Hibata.id – Bukan cuma tanah yang terkoyak di Dengilo. Di kecamatan yang terletak di Kabupaten Pohuwato, Gorontalo, itu, nyawa manusia ikut tergadai demi segenggam emas. Tambang emas tanpa izin—yang akrab disebut PETI—menggali lebih dari sekadar bukit. Ia menyisakan kehancuran, penderitaan, dan ketakutan yang nyaris tak terdengar.
“Di sini, banyak yang sudah meninggal, tertimbun, tapi tidak pernah muncul di berita,” ujar seorang perempuan warga Desa Karya Baru, suaranya tercekat. Ia enggan namanya dipublikasikan, mungkin karena sadar: ada kekuatan yang lebih besar dari sekadar hukum yang berlaku di Dengilo.

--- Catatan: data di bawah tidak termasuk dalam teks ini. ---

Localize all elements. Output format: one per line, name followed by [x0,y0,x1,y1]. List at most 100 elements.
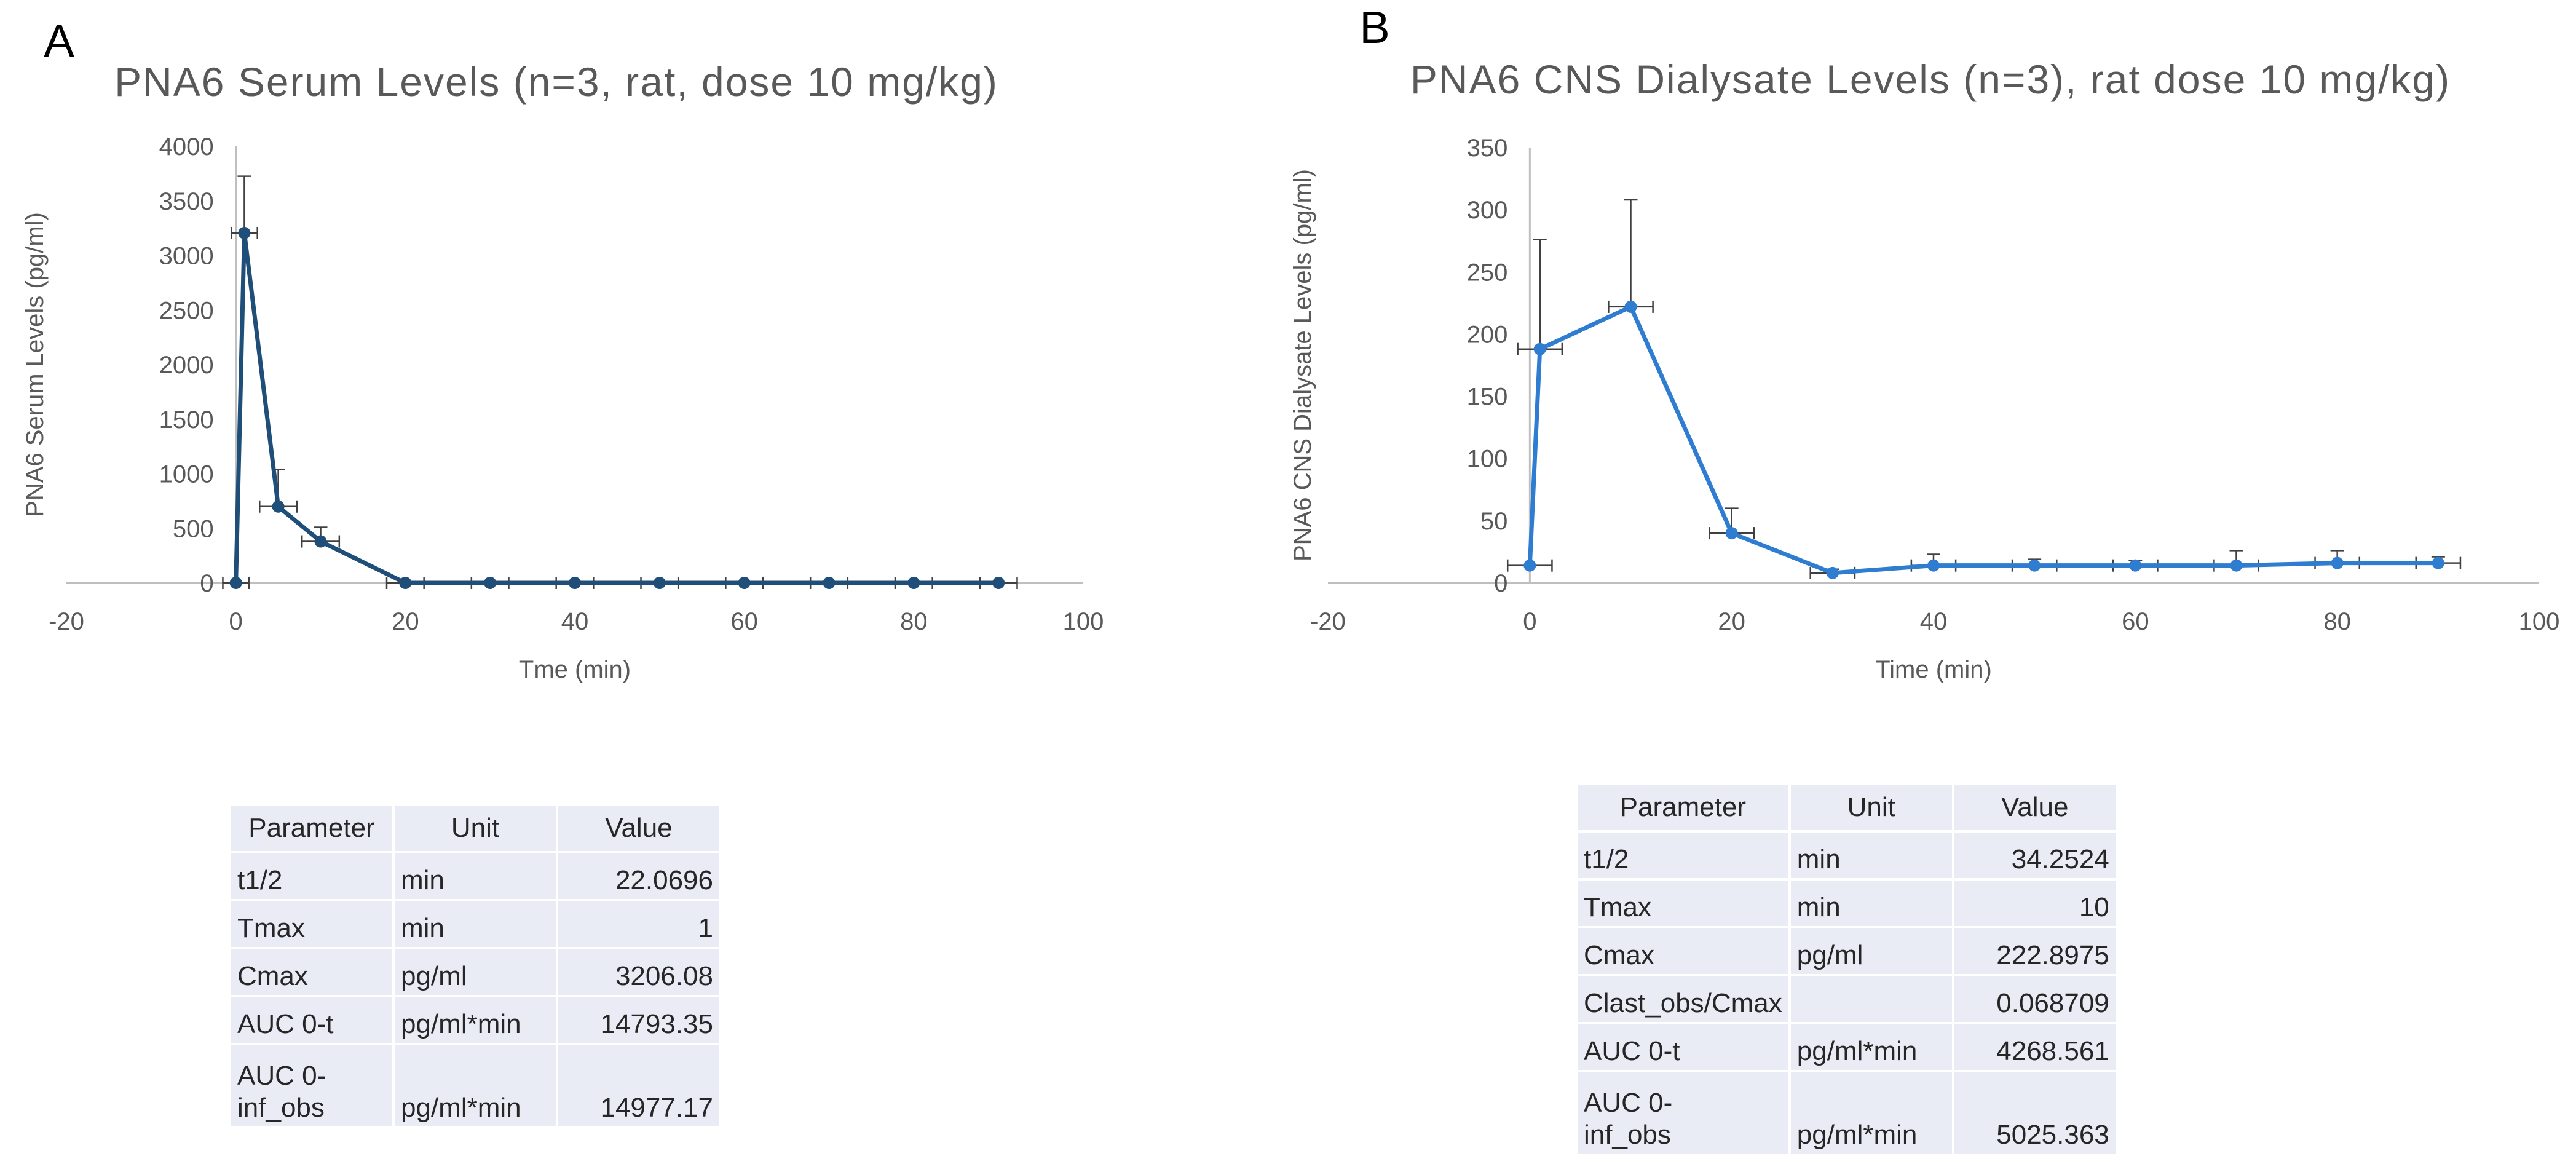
table-cell: Cmax [231,949,392,995]
panel-b-y-tick-label: 250 [1467,259,1508,286]
table-row: Tmax min 10 [1578,881,2116,926]
panel-b-x-tick-label: 40 [1920,608,1948,635]
panel-b-x-tick-label: 80 [2323,608,2351,635]
table-row: AUC 0- inf_obs pg/ml*min 14977.17 [231,1045,719,1126]
panel-a-series-line [234,231,999,585]
panel-a-label: A [44,15,74,66]
table-header-row: Parameter Unit Value [1578,785,2116,830]
table-cell: 5025.363 [1954,1072,2116,1154]
panel-a-y-tick-label: 3000 [159,243,214,270]
panel-b-x-tick-label: 60 [2122,608,2149,635]
table-cell: 14977.17 [558,1045,719,1126]
panel-b-data-point [1523,559,1536,572]
panel-a-data-point [738,577,751,589]
table-row: Clast_obs/Cmax 0.068709 [1578,976,2116,1022]
panel-b-x-tick-label: -20 [1310,608,1346,635]
table-row: AUC 0- inf_obs pg/ml*min 5025.363 [1578,1072,2116,1154]
panel-a-x-tick-label: 0 [229,608,243,635]
panel-a-data-point [653,577,666,589]
panel-b-data-point [1624,300,1637,313]
panel-b-data-point [2028,559,2041,572]
panel-b-x-axis-title: Time (min) [1875,656,1992,683]
table-cell: min [395,901,556,947]
panel-b-y-tick-label: 350 [1467,135,1508,162]
table-cell: AUC 0- inf_obs [231,1045,392,1126]
panel-a-data-point [907,577,920,589]
panel-b-y-tick-label: 150 [1467,384,1508,411]
table-cell: 10 [1954,881,2116,926]
panel-b-title: PNA6 CNS Dialysate Levels (n=3), rat dos… [1410,57,2451,102]
panel-a-x-tick-label: 80 [900,608,928,635]
table-cell: 34.2524 [1954,833,2116,878]
panel-b-data-point [2331,556,2344,569]
panel-a-x-tick-label: 40 [561,608,589,635]
pk-parameter-table-b: Parameter Unit Value t1/2 min 34.2524 Tmax min 1… [1575,782,2118,1156]
panel-b-y-tick-label: 50 [1480,508,1508,535]
panel-a-data-point [992,577,1005,589]
table-row: AUC 0-t pg/ml*min 14793.35 [231,997,719,1043]
table-row: AUC 0-t pg/ml*min 4268.561 [1578,1024,2116,1070]
table-header-cell: Value [1954,785,2116,830]
panel-a-data-point [314,535,327,548]
table-row: Cmax pg/ml 3206.08 [231,949,719,995]
table-cell: pg/ml*min [1790,1024,1952,1070]
panel-b-data-point [1927,559,1940,572]
panel-a-y-tick-label: 2000 [159,352,214,379]
panel-b-data-point [1725,527,1738,540]
table-cell: 3206.08 [558,949,719,995]
table-cell: pg/ml [1790,928,1952,974]
panel-b-x-tick-label: 20 [1718,608,1745,635]
table-cell: pg/ml*min [395,997,556,1043]
panel-b-x-tick-label: 100 [2519,608,2560,635]
table-cell: 1 [558,901,719,947]
panel-b-x-tick-label: 0 [1523,608,1536,635]
table-header-cell: Value [558,806,719,851]
panel-a-data-point [272,500,285,513]
panel-a-y-tick-label: 500 [173,515,214,542]
panel-b-data-point [1533,342,1546,355]
table-cell: min [1790,833,1952,878]
table-header-cell: Parameter [1578,785,1788,830]
panel-a-x-tick-label: -20 [49,608,84,635]
table-header-cell: Parameter [231,806,392,851]
panel-b-series-line [1527,304,2438,576]
panel-b-label: B [1359,2,1389,53]
panel-a-title: PNA6 Serum Levels (n=3, rat, dose 10 mg/… [114,59,998,105]
panel-a-data-point [229,577,242,589]
table-cell: AUC 0-t [231,997,392,1043]
table-cell: t1/2 [231,853,392,899]
table-cell: AUC 0-t [1578,1024,1788,1070]
panel-a-y-tick-label: 0 [200,570,213,597]
table-cell: pg/ml*min [395,1045,556,1126]
pk-parameter-table-a: Parameter Unit Value t1/2 min 22.0696 Tmax min 1… [229,803,722,1129]
table-row: t1/2 min 22.0696 [231,853,719,899]
panel-a-y-axis-title: PNA6 Serum Levels (pg/ml) [22,212,49,517]
panel-b-y-tick-label: 0 [1494,570,1507,597]
table-cell: min [395,853,556,899]
panel-b-data-point [1826,566,1839,579]
table-row: t1/2 min 34.2524 [1578,833,2116,878]
panel-b-y-tick-label: 300 [1467,197,1508,224]
panel-a-data-point [399,577,412,589]
table-cell: t1/2 [1578,833,1788,878]
table-cell: 14793.35 [558,997,719,1043]
panel-a-y-tick-label: 3500 [159,188,214,215]
table-cell: AUC 0- inf_obs [1578,1072,1788,1154]
panel-b-y-tick-label: 100 [1467,446,1508,473]
table-cell: min [1790,881,1952,926]
panel-a-y-tick-label: 1000 [159,461,214,488]
panel-a-x-tick-label: 100 [1063,608,1104,635]
table-header-cell: Unit [1790,785,1952,830]
panel-a-y-tick-label: 4000 [159,133,214,160]
panel-b-y-axis-title: PNA6 CNS Dialysate Levels (pg/ml) [1289,169,1316,561]
table-cell: 4268.561 [1954,1024,2116,1070]
panel-b-y-tick-label: 200 [1467,321,1508,348]
table-cell: Tmax [231,901,392,947]
panel-a-data-point [238,226,251,239]
table-header-row: Parameter Unit Value [231,806,719,851]
panel-a-y-tick-label: 1500 [159,406,214,434]
panel-b-data-point [2129,559,2142,572]
panel-b-data-point [2230,559,2243,572]
panel-a-y-tick-label: 2500 [159,297,214,324]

Menurutnya, kerusakan akibat PETI Dengilo jauh lebih parah dibanding tambang ilegal lainnya di Pohuwato, termasuk yang terkenal di Patilanggio. “Dapur rumah warga sampai roboh. Setiap hari alat berat lalu lalang di depan rumah. Bahkan semalaman pun mereka tetap bekerja,” tuturnya.
Dari malam hingga pagi, dentuman mesin dan gerungan ekskavator menjadi musik latar kehidupan warga Dengilo. Sepanjang jalan, alat berat terparkir seenaknya. Tanah-tanah yang dulu hijau kini compang-camping, digali tanpa jeda. Protes warga hanya berakhir di tumpukan kekecewaan.
“Kami sudah protes berkali-kali, tapi tidak ada hasil. Ada yang membekingi mereka. Setiap kami bicara soal banjir dan lumpur yang datang, mereka cuma bilang: itu takdir,” katanya, getir.
Seolah-olah nyawa yang melayang dan rumah yang ambruk adalah harga biasa untuk aktivitas tambang ilegal. Sementara para pelaku terus menambang dan menumpuk untung, warga menerima ampas: lumpur, longsor, dan ketakutan.